Hacker News new | ask | show | jobs
by jeffbee 1601 days ago
I find these articles (and there are dozens of them) somewhat frustrating because they fundamentally misrepresent the role of time sync in distributed databases like Spanner. Spanner doesn't get correctness from tight synchronization, it gets low latency from that. Spanner's correctness comes from estimating the clock error of cluster participants and evicting them when necessary. You can have the latter property without the former, and having the former property without the latter is useless.
1 comments

Spanner gets both correctness and low latency from tight synchronization. They do COMMIT_WAIT, meaning wait for the max clock skew to pass. But the max clock skew without TrueTime will be around 500ms (which it impractical to wait out). So, the 7ms is lower latency, but 500ms is impractical (more so than just calling it higher latency). And any other technique to drop latency (without HLC) will violate correctness.

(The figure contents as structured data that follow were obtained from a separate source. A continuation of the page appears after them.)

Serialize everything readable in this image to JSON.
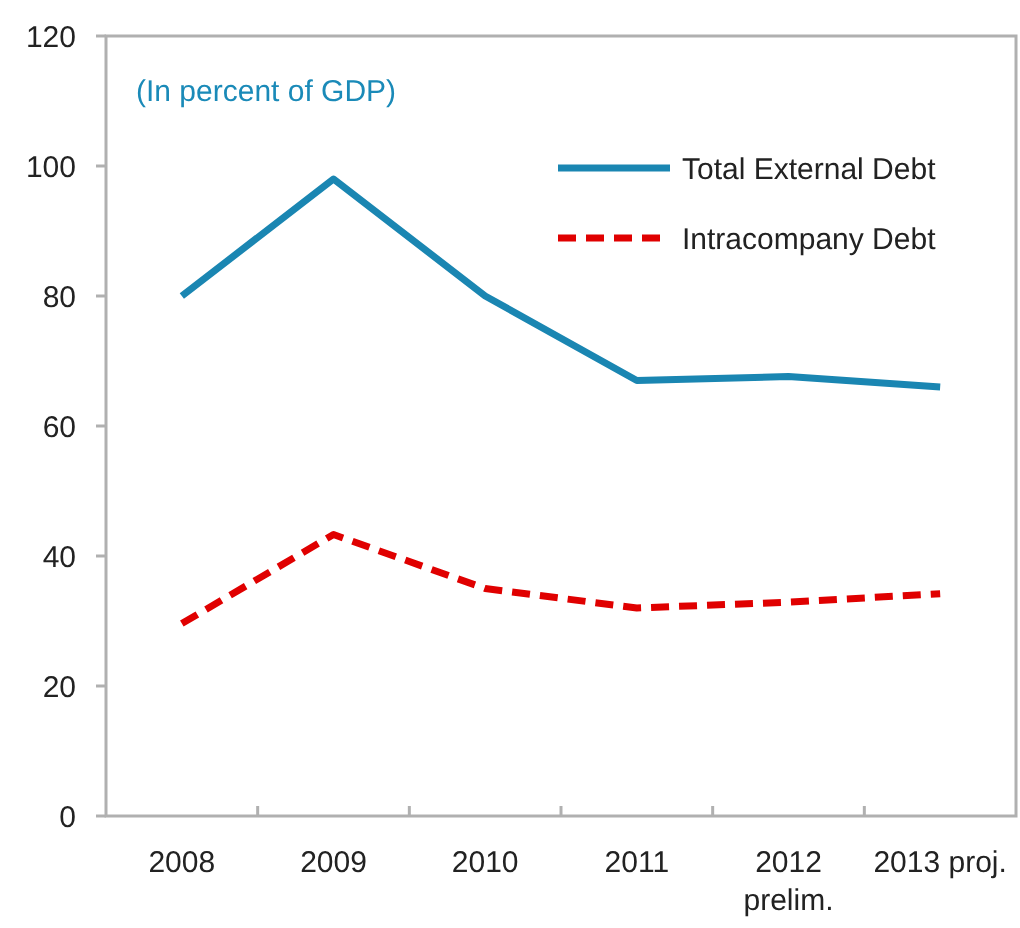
{
  "chart_data": {
    "type": "line",
    "subtitle": "(In percent of GDP)",
    "categories": [
      "2008",
      "2009",
      "2010",
      "2011",
      "2012\nprelim.",
      "2013 proj."
    ],
    "series": [
      {
        "name": "Total External Debt",
        "color": "#1a86b2",
        "line_style": "solid",
        "values": [
          80,
          98,
          80,
          67,
          67.6,
          66
        ]
      },
      {
        "name": "Intracompany Debt",
        "color": "#e00000",
        "line_style": "dashed",
        "values": [
          29.6,
          43.3,
          35,
          32,
          32.9,
          34.2
        ]
      }
    ],
    "ylim": [
      0,
      120
    ],
    "yticks": [
      0,
      20,
      40,
      60,
      80,
      100,
      120
    ],
    "grid": false,
    "legend": "top right",
    "marker": "none"
  }
}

Disclosure: co-founder/CTO of YugabyteDB project

fwiw i think you’re both saying something very similar. true time has to be correct about max skew in order for it to not break the assumption spanner is built upon. you could also use a looser time bound and still have correctness, but end up with a database that is useless to most/all customers
Interesting. How does this differ from HLC in practice - in the article you say you use a 500ms max skew for HLC?
The difference is in how the regular path (exercised most of the time) vs an edge case when there is a conflict (typically in larger clusters with a pathological access pattern) works. With TrueTime, the latency is always 7ms and no issues in the pathological cases. With HLC, the latency is lower in most cases, but high in the pathological cases (when it can be 500ms), but these should not matter for many use cases.
What do you think of RIFL/TAPIR?
Thanks for pointing this out, was not aware of TAPIR. Will take a look, seems pretty interesting.